В гольцах светает | страница 51
— Я говорил тебе о девушке, которая день и ночь сидит в твоем сердце, а не о длинной бороде Миколки Чудотвора! — воскликнул Аюр, толкнув парня кулаком в бок. — Но я зря терял слова. Лучше бы мне поговорить со старым пнем — он сразу бы стал молодым, услышав это имя: Ульяна!
Дуванча вскинулся всем телом, так что Аюр невольно подался назад.
— Нет! Я не знаю такой! — почти закричал он. — Она никогда не придет к моему очагу, который хранит следы рук моей матери. В моем сердце живет Урен. Только она. А это имя дано русским крестителем, и я не назову его никогда! Пусть это слышит, кому послушны духи...

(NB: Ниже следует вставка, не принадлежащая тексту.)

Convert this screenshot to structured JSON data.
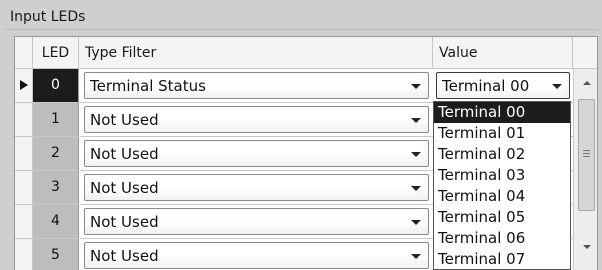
{
  "group": {
    "title": "Input LEDs"
  },
  "columns": {
    "led": "LED",
    "type_filter": "Type Filter",
    "value": "Value"
  },
  "rows": [
    {
      "led": "0",
      "type_filter": "Terminal Status",
      "value": "Terminal 00",
      "current": true
    },
    {
      "led": "1",
      "type_filter": "Not Used",
      "value": ""
    },
    {
      "led": "2",
      "type_filter": "Not Used",
      "value": ""
    },
    {
      "led": "3",
      "type_filter": "Not Used",
      "value": ""
    },
    {
      "led": "4",
      "type_filter": "Not Used",
      "value": ""
    },
    {
      "led": "5",
      "type_filter": "Not Used",
      "value": ""
    }
  ],
  "value_dropdown": {
    "highlighted": "Terminal 00",
    "options": [
      "Terminal 00",
      "Terminal 01",
      "Terminal 02",
      "Terminal 03",
      "Terminal 04",
      "Terminal 05",
      "Terminal 06",
      "Terminal 07"
    ]
  }
}
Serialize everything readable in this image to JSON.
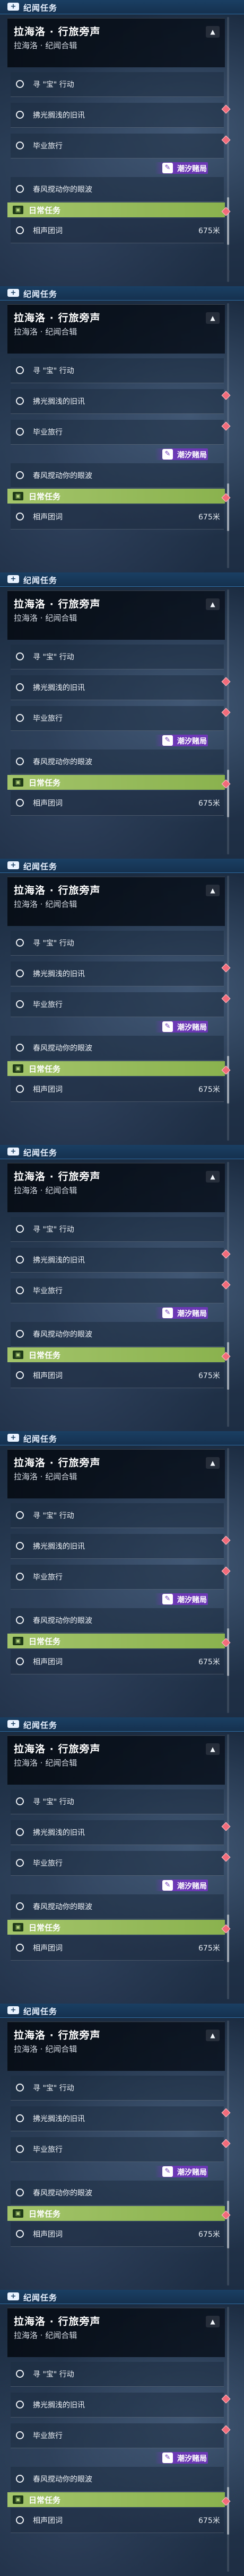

Юноша говорил прерывисто, гнев захлестывал его. Аюр слушал, вскипал, наконец не выдержал:
— Все черти Миколки и духи Куркакана! Ты потерял голову!
— Никогда! Никогда девушка с этим именем не войдет в мою юрту. Она вернет его обратно Миколке, или я выдерну ее из своего сердца. — Дуванча поднял кулаки. — Да, это будет так.
— Елкина палка! Тогда она уйдет к сыну Гасана, и он будет смеяться над твоей глупой головой.
— Тогда они умрут вместе.
В жилище наступило тягостное молчание. Слышно было прерывистое дыхание молодого охотника да резкий стук ножа о дерево. Аюр резал холодное мясо кабарги, хмуря брови, собирался с мыслями. Он понял, что его друг охвачен пламенем ненависти к русским, хотя и не знал, откуда она пришла. Понял он и другое: криком ничего не добьешься, крик, как ветер, лишь раздувает огонь. Нужны убедительные, спокойные слова, и он искал их.
Нарезав мясо, Аюр разломил пополам еще горячую лепешку, налил чаю. Теперь заговорил спокойно, даже с улыбкой:
— А знаешь ли ты Тимофея Бальжаулова, у которого есть младшая дочь Ульяна, и Алексея Наливаева, у которого, кроме его бороденки и друга, нет ничего? — Взглянув прямо в глаза парня, Аюр хмуро заключил: — Тэндэ и Тимофей, Аюр и Лешка — одно и то же. Мы носим русские имена, данные святым отцом, но разве мы стали другими? Может, и нам ты скажешь: не подходите к очагу моего отца, вам здесь нет места?
— Нет! — с жаром воскликнул Дуванча.
— Тогда почему ты говоришь это девушке, которая стала твоей тенью?
— Почему? Мои отец и мать знали Алексея и Тимофея, но они знали только Урен, и я хочу знать только Урен. Да, это так. — Дуванча стиснул голову руками, глухо добавил: — Я пойду к тому, кому послушны духи, пусть он скажет, что делать...
Аюр швырнул в огонь недоеденное мясо, хмуро спросил:
— Зачем?
— Разве люди не несут свою печаль и радость в жилище того, кому послушны духи? Так было всегда. Это обычай тайги. Это тропа, по которой ходила мать моей матери. Я пойду просить помощи...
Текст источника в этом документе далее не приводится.